Dans la ville ravalée

Depuis quelques jours, dans ma rue, se donne un étrange théâtre. Il se tient sur un échafaudage et se joue à tous les étages. Mais c’est le contraire d’à la Comédie française : relâche le soir quand les rideaux (de plastique) sont ouverts ; par contre, dans la journée, derrière les rideaux tirés, on devine et on entend la comédie du travail. Ça bosse et ça parle ; ça rigole et ça perce ; ça joue de la poulie et du marteau ; ça met la radio et parfois même, ça danse ; ça serre les dents dans les bourrasques. Toutes les langues se font entendre, et même sous la pluie glaciale qui trempe les âmes jusqu’à l’os, l’ambiance reste joyeuse. On ravale ma façade.

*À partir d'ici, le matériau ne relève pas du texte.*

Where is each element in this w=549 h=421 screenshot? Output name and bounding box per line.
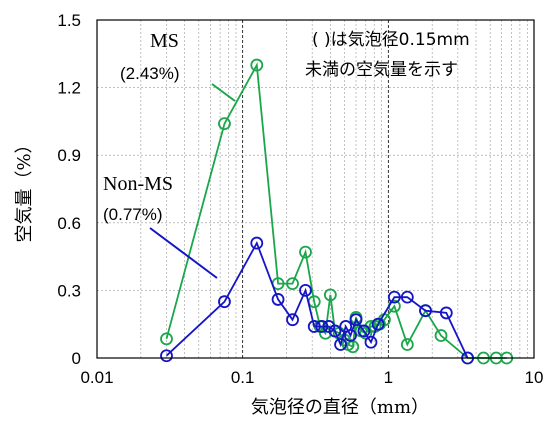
series-layer	[160, 58, 514, 365]
y-tick-label: 0.9	[57, 146, 81, 165]
data-point-ms	[250, 58, 264, 72]
data-point-nonms	[364, 335, 378, 349]
tick-labels: 0.01 0.1 1 10 0 0.3 0.6 0.9 1.2 1.5	[57, 11, 543, 387]
data-point-nonms	[307, 320, 321, 333]
y-tick-label: 1.5	[57, 11, 81, 30]
series-label-nonms-pointer	[149, 227, 218, 279]
data-point-ms	[218, 117, 231, 131]
data-point-ms	[400, 338, 414, 351]
x-tick-label: 10	[525, 368, 544, 387]
data-point-nonms	[271, 293, 285, 306]
data-point-nonms	[160, 349, 173, 363]
x-axis-title: 気泡径の直径（mm）	[251, 397, 429, 418]
y-tick-label: 1.2	[57, 79, 81, 98]
y-tick-label: 0	[72, 349, 81, 368]
series-label-ms-name: MS	[150, 30, 179, 52]
data-point-nonms	[439, 306, 453, 320]
annotation-line-2: 未満の空気量を示す	[305, 60, 458, 80]
data-point-ms	[323, 288, 337, 302]
data-point-ms	[286, 277, 299, 291]
data-point-nonms	[250, 236, 264, 250]
data-point-nonms	[218, 295, 231, 309]
series-label-ms-value: (2.43%)	[120, 64, 180, 83]
data-point-nonms	[334, 338, 347, 351]
data-point-nonms	[344, 329, 357, 342]
data-point-nonms	[299, 283, 312, 297]
series-line-nonms	[165, 240, 469, 359]
series-nonms	[160, 236, 474, 365]
data-point-ms	[160, 332, 173, 346]
data-point-nonms	[349, 313, 363, 327]
x-tick-label: 1	[384, 368, 393, 387]
data-point-ms	[299, 245, 312, 259]
y-axis-title: 空気量（%）	[14, 135, 35, 242]
series-label-nonms-name: Non-MS	[103, 173, 173, 195]
y-tick-label: 0.3	[57, 281, 81, 300]
data-point-nonms	[286, 313, 299, 327]
series-label-nonms-value: (0.77%)	[103, 205, 163, 224]
data-point-nonms	[400, 290, 414, 304]
y-tick-label: 0.6	[57, 214, 81, 233]
data-point-nonms	[419, 304, 432, 318]
annotation-line-1: ( )は気泡径0.15mm	[312, 30, 470, 50]
plot-background	[97, 20, 534, 358]
data-point-nonms	[357, 324, 371, 338]
data-point-nonms	[328, 324, 342, 338]
data-point-nonms	[315, 320, 329, 333]
data-point-nonms	[387, 290, 401, 304]
x-tick-label: 0.01	[80, 368, 113, 387]
data-point-ms	[319, 326, 332, 340]
series-label-ms-pointer	[211, 83, 236, 102]
data-point-ms	[434, 329, 448, 342]
data-point-nonms	[371, 317, 385, 331]
x-tick-label: 0.1	[231, 368, 255, 387]
plot-frame	[96, 19, 535, 359]
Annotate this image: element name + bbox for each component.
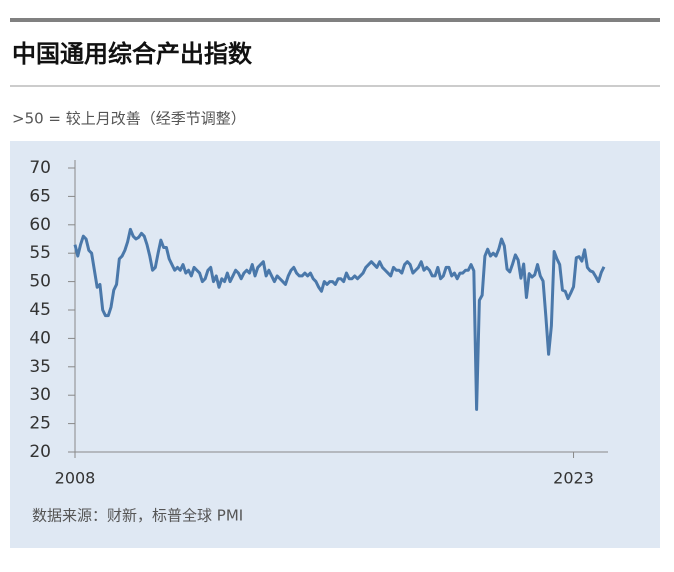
x-tick-label: 2023 xyxy=(553,469,594,488)
y-tick-label: 70 xyxy=(29,158,51,178)
subtitle: >50 = 较上月改善（经季节调整） xyxy=(12,110,246,128)
chart-title: 中国通用综合产出指数 xyxy=(12,40,253,68)
y-tick-label: 65 xyxy=(29,186,51,206)
y-tick-label: 20 xyxy=(29,442,51,462)
y-tick-label: 50 xyxy=(29,272,51,292)
data-line xyxy=(73,227,606,411)
x-tick-label: 2008 xyxy=(55,469,96,488)
y-tick-label: 40 xyxy=(29,328,51,348)
plot-panel xyxy=(10,141,660,548)
source-note: 数据来源：财新，标普全球 PMI xyxy=(32,507,243,525)
y-tick-label: 25 xyxy=(29,414,51,434)
y-tick-label: 35 xyxy=(29,357,51,377)
y-tick-label: 55 xyxy=(29,243,51,263)
y-tick-label: 30 xyxy=(29,385,51,405)
top-rule xyxy=(10,18,660,22)
y-tick-label: 60 xyxy=(29,215,51,235)
y-tick-label: 45 xyxy=(29,300,51,320)
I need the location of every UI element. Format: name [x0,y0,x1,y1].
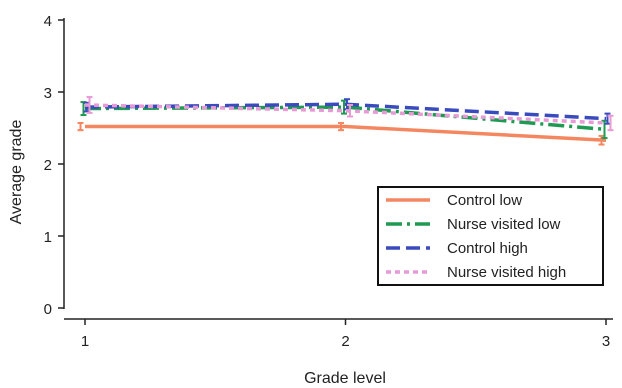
legend-box [377,186,604,286]
series-line-control-high [84,102,607,121]
error-bar-control-low [77,121,84,132]
series-line-nurse-visited-high [84,103,607,125]
error-bar-control-low [338,121,344,132]
y-axis: 0 1 2 3 4 [44,13,65,318]
y-axis-label: Average grade [8,120,25,225]
series-line-control-low [85,124,607,142]
y-tick-label: 1 [44,229,52,246]
x-tick-label: 2 [341,333,349,350]
x-axis: 1 2 3 [64,318,613,350]
error-bar-nurse-visited-high [607,114,614,132]
x-axis-label: Grade level [304,370,386,387]
error-bar-nurse-visited-high [86,96,93,114]
legend-label-nurse-visited-low: Nurse visited low [447,216,561,233]
y-tick-label: 2 [44,157,52,174]
error-bar-nurse-visited-high [347,103,353,118]
legend-label-control-low: Control low [447,192,522,209]
legend: Control low Nurse visited low Control high… [377,186,604,286]
plot-area [77,96,614,146]
x-tick-label: 1 [81,333,89,350]
y-tick-label: 3 [44,85,52,102]
x-tick-label: 3 [602,333,610,350]
legend-label-nurse-visited-high: Nurse visited high [447,264,566,281]
y-tick-label: 4 [44,13,52,30]
legend-label-control-high: Control high [447,240,528,257]
y-tick-label: 0 [44,301,52,318]
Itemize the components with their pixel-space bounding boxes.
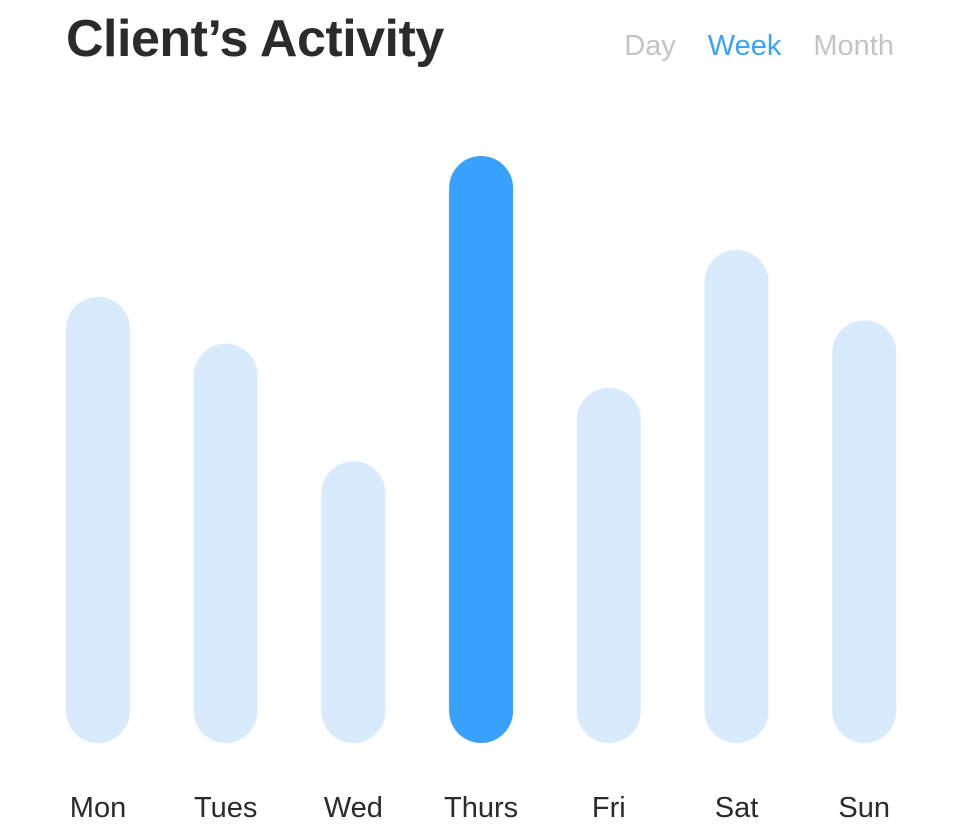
period-tabs: Day Week Month <box>624 26 894 66</box>
tab-week[interactable]: Week <box>707 30 782 62</box>
bar-thurs[interactable] <box>449 156 514 743</box>
tab-month[interactable]: Month <box>813 30 894 62</box>
x-label-wed: Wed <box>323 792 383 824</box>
bar-mon[interactable] <box>66 296 130 743</box>
bar-fri[interactable] <box>576 387 641 743</box>
bar-sun[interactable] <box>832 320 897 743</box>
bar-wed[interactable] <box>321 461 386 743</box>
x-label-mon: Mon <box>69 792 127 824</box>
x-label-sun: Sun <box>838 792 890 824</box>
bar-tues[interactable] <box>193 343 258 743</box>
tab-day[interactable]: Day <box>624 30 676 62</box>
x-label-sat: Sat <box>714 792 759 824</box>
x-label-fri: Fri <box>591 792 626 824</box>
bar-sat[interactable] <box>704 249 769 743</box>
x-label-thurs: Thurs <box>444 792 519 824</box>
chart-title: Client’s Activity <box>66 10 444 68</box>
x-label-tues: Tues <box>193 792 258 824</box>
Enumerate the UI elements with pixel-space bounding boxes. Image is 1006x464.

Je peux donc aussi regarder les coulisses du spectacle. Comme je travaille souvent chez moi, les ouvriers me tiennent compagnie : j’ai appris à reconnaître celui-ci ou celui-là, le son du marteau, plus ou moins épais sur tel ou tel matériau, et j’aime finalement les tubes des années 70 et 80 qui reviennent jour après jour sur la radio trop aiguë. Au début, je culpabilisais : honte de soi de l’intellectuel qui reste à la maison, ne fait “rien”, ne travaille ni de ses mains ni de sa peine, et se lève parfois, ce que les ouvriers font gentiment semblant de ne pas voir, quand ils commencent à travailler, après une heure de trajet. Mais une solidarité des murs a pris le dessus, une complicité d’immeuble, partagé le temps de quelques mois. Peut-être que les ouvriers apprennent à me connaître à travers mes habitudes, comme j’ai appris à les comprendre par leurs bruits et leurs gestes ?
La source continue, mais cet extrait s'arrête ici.